Je m'arrête à mon tour. L'explorateur fait de même, tout en sommant les autres de ne pas abandonner. Mon bon sens me dit de rebrousser chemin. Mais aucun sentiment ne me lie à ce groupe. En ai-je même eu pour Éris, ma ville d'accueil ?

Bordos prend les devants et fonce vers les condamnés. Je n'arrive pourtant pas à réagir comme lui. Soudain, une plume me tombe sur l'épaule. Je lève la main. Une autre plume finit sur celle-ci. Je pointe mon regard vers l'immensité ensoleillée et ce qui m'est donnée de voir, me fige sur place. Des milliers de plumes s'échouant, direction la poussière.

Je rejoins des yeux l'équipe, contemplant la même scène. Tout le paysage, prenant de cette blancheur, nous accorde la seconde salvatrice qui nous permet de relâcher nos nerfs.

— Là ! Les insectes ! prononce l'enrobé, en pointant l'essaim.

Incroyable ! Elles viennent de stopper net leur avancée et tournent en zigzag.

— Pas le temps de s'extasier dessus, dis-je, en ayant rattrapé le groupe à terre, en décrochant le bras d'Eskiell de celle du blessé.
— Oyphul ! hurlait le meneur à l'intention de l'enrobé.

Après plusieurs minutes, nous y sommes. Je relâche ma prise et me retourne pour observer le phénomène.

Quelque chose attire mon attention. Dans le ciel, se trouve pas un, mais une cinquantaine de créatures transparentes, voltigeant les uns traversant, au sens propre du terme, leurs semblables. Des e-motios sans l'ombre d'un doute. Et vue, leur forme, ce sont...

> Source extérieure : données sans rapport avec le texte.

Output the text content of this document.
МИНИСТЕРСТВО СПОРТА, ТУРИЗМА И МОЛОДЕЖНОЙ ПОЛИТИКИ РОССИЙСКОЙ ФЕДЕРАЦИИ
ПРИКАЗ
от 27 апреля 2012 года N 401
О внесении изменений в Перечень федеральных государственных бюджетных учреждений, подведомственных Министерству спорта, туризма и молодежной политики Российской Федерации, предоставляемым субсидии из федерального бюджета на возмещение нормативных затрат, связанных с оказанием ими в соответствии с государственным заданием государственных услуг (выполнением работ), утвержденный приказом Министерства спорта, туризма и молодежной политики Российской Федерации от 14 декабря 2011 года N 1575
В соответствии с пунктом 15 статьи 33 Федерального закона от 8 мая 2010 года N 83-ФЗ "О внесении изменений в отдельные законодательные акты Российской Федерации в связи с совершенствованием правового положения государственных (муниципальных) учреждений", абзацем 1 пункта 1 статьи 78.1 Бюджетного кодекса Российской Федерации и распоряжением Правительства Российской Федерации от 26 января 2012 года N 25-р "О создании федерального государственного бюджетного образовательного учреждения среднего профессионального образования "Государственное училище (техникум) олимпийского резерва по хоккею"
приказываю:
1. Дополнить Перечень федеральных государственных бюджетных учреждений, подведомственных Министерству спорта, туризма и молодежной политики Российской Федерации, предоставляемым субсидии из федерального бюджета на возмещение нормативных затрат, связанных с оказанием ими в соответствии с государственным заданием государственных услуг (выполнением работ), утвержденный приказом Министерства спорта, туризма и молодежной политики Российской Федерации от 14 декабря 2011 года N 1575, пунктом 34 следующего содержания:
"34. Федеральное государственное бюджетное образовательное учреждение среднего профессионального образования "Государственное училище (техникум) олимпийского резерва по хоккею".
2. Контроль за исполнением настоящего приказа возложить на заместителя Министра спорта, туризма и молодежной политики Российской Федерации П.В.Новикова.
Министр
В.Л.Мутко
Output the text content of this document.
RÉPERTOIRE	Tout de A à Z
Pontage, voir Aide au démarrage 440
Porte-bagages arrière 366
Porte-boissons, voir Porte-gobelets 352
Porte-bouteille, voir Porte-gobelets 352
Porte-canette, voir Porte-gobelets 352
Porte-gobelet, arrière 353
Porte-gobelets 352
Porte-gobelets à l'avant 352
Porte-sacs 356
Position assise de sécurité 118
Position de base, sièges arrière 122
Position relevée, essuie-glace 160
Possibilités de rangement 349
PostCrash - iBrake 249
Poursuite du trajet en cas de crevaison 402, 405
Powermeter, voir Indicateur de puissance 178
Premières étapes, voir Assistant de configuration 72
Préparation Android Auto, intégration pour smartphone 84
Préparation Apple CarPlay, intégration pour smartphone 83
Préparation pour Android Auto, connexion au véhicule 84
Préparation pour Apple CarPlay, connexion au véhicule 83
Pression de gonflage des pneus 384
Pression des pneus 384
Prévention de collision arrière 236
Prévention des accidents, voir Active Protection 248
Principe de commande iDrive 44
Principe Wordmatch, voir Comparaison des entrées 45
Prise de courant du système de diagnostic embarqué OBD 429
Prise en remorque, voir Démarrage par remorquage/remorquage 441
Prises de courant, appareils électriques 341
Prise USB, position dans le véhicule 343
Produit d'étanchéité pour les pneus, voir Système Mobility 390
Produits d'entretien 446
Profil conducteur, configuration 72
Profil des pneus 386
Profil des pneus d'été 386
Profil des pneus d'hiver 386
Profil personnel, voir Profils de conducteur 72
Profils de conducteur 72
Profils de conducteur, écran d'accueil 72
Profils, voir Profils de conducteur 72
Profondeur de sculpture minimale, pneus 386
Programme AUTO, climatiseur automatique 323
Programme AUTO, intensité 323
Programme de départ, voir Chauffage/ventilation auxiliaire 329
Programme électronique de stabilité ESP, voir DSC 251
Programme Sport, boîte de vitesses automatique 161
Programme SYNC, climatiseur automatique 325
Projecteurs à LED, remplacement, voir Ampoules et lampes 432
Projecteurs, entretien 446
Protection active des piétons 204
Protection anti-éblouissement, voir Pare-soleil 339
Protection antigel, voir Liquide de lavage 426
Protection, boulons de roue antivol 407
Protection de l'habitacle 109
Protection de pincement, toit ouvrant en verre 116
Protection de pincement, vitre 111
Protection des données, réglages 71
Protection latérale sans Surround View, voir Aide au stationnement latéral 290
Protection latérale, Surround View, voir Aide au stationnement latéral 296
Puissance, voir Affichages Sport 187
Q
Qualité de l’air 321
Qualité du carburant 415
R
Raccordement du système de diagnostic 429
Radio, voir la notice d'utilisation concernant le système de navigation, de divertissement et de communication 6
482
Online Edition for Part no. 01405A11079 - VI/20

— Des e-motios spirituels... lâche péniblement le prêtre en assistant, lui aussi, à la scène. Ils nous ont sauvés.
— Calme-toi, Nsenga ! Tu vas aggraver ton cas... ordonnait Bordos, en s'accroupissant près de lui. Laisse-moi voir ça... Nsenga ne peut s'empêcher de lâcher un cri écrasé par la douleur, mais aussi par un besoin de garder la face.
— De la poigne, mon frère... de la poigne.

Il sort une dague et entame l'emplacement de la piqûre qui rougeoie d'un violet dessinant des vaisseaux sanguins. Un liquide jaune gicle subitement.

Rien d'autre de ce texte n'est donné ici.